With the flexibility to place COM classes into components and then have these components reference each other, it can become easy to create an environment of high coupling. Coupling occurs when we create a reference from a COM class in one component to the interface of a COM class in another component. Because components are different physical entities, this has the effect of hooking the two components together relative to distribution. Wherever we distribute a component that references other components, we also must distribute all the referenced components, all their referenced components, and so on. One reason for coupling is that we might not properly group functionality into common components. Functionality that represents a single subpart of the overall business application might be a good candidate for a single component. Alternatively, functionality that represents similar design patterns might belong in a single component.


It is important during the analysis and design phases to group components based on similar functionality. Although we invariably need to create system-level classes for use by other classes, we should try to minimize the creation of a chain of component references. These chains lead to administration and maintenance issues after the application is in production.

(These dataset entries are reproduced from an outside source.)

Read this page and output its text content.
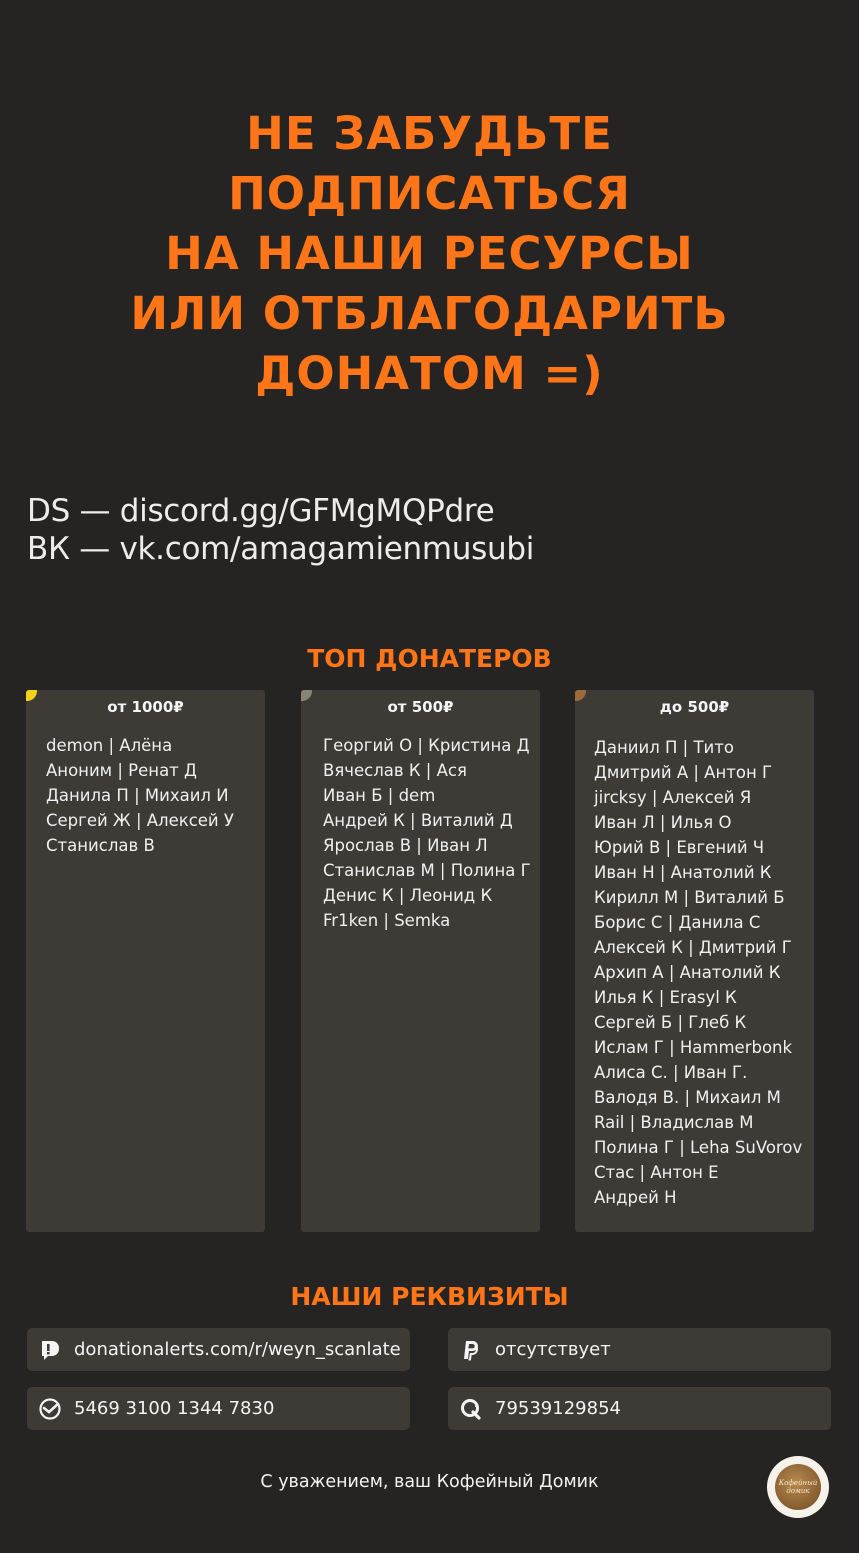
НЕ ЗАБУДЬТЕ
ПОДПИСАТЬСЯ
НА НАШИ РЕСУРСЫ
ИЛИ ОТБЛАГОДАРИТЬ
ДОНАТОМ =)
DS — discord.gg/GFMgMQPdre
ВК — vk.com/amagamienmusubi
ТОП ДОНАТЕРОВ
от 1000₽
demon | Алёна
Аноним | Ренат Д
Данила П | Михаил И
Сергей Ж | Алексей У
Станислав В
от 500₽
Георгий О | Кристина Д
Вячеслав К | Ася
Иван Б | dem
Андрей К | Виталий Д
Ярослав В | Иван Л
Станислав М | Полина Г
Денис К | Леонид К
Fr1ken | Semka
до 500₽
Даниил П | Тито
Дмитрий А | Антон Г
jircksy | Алексей Я
Иван Л | Илья О
Юрий В | Евгений Ч
Иван Н | Анатолий К
Кирилл М | Виталий Б
Борис С | Данила С
Алексей К | Дмитрий Г
Архип А | Анатолий К
Илья К | Erasyl К
Сергей Б | Глеб К
Ислам Г | Hammerbonk
Алиса С. | Иван Г.
Валодя В. | Михаил М
Rail | Владислав М
Полина Г | Leha SuVorov
Стас | Антон Е
Андрей Н
НАШИ РЕКВИЗИТЫ
donationalerts.com/r/weyn_scanlate	отсутствует
5469 3100 1344 7830	79539129854
С уважением, ваш Кофейный Домик	Кофейный домик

Another issue that leads to coupling is that we try to over-modularize the application by placing small snippets of subparts into components. Beyond the coupling aspects, each ActiveX DLL has a certain amount of overhead to load and retain in memory. Placing functionality in ten components when two would suffice adds unnecessary performance overhead and complexity to your application.

From a performance perspective, we can look at the time necessary to initialize the two scenarios. There are two initialization times to look at: the first is the time required to initialize the component, and the second is the time required to initialize the object. Remembering that a component in the COM world is a specialized DLL, we can infer that some initialization time is associated with the DLL. When Visual Basic must load an ActiveX DLL, it must go through a process of "learning" what objects are defined in the component in terms of properties, methods, and events. In the two scenarios, the 10-DLL case will have five times the load time of the 2-DLL case, assuming negligible differences in the aggregate learning time of the objects within the components.

From a complexity perspective, the more components created means more work on the development team. One of the problematic issues with any object-oriented or interface implementation project is that of recompilation and distribution when something changes, especially in the early development phases of the application. For example, if the definition of a core class referenced throughout the project changes, it is much easier to recompile the two components versus the ten. As you might already know from multitiered development in the DCOM environment, propagating such seemingly simple changes across tiers can be very difficult. Thus, appropriate minimization of the number of components up front is desirable.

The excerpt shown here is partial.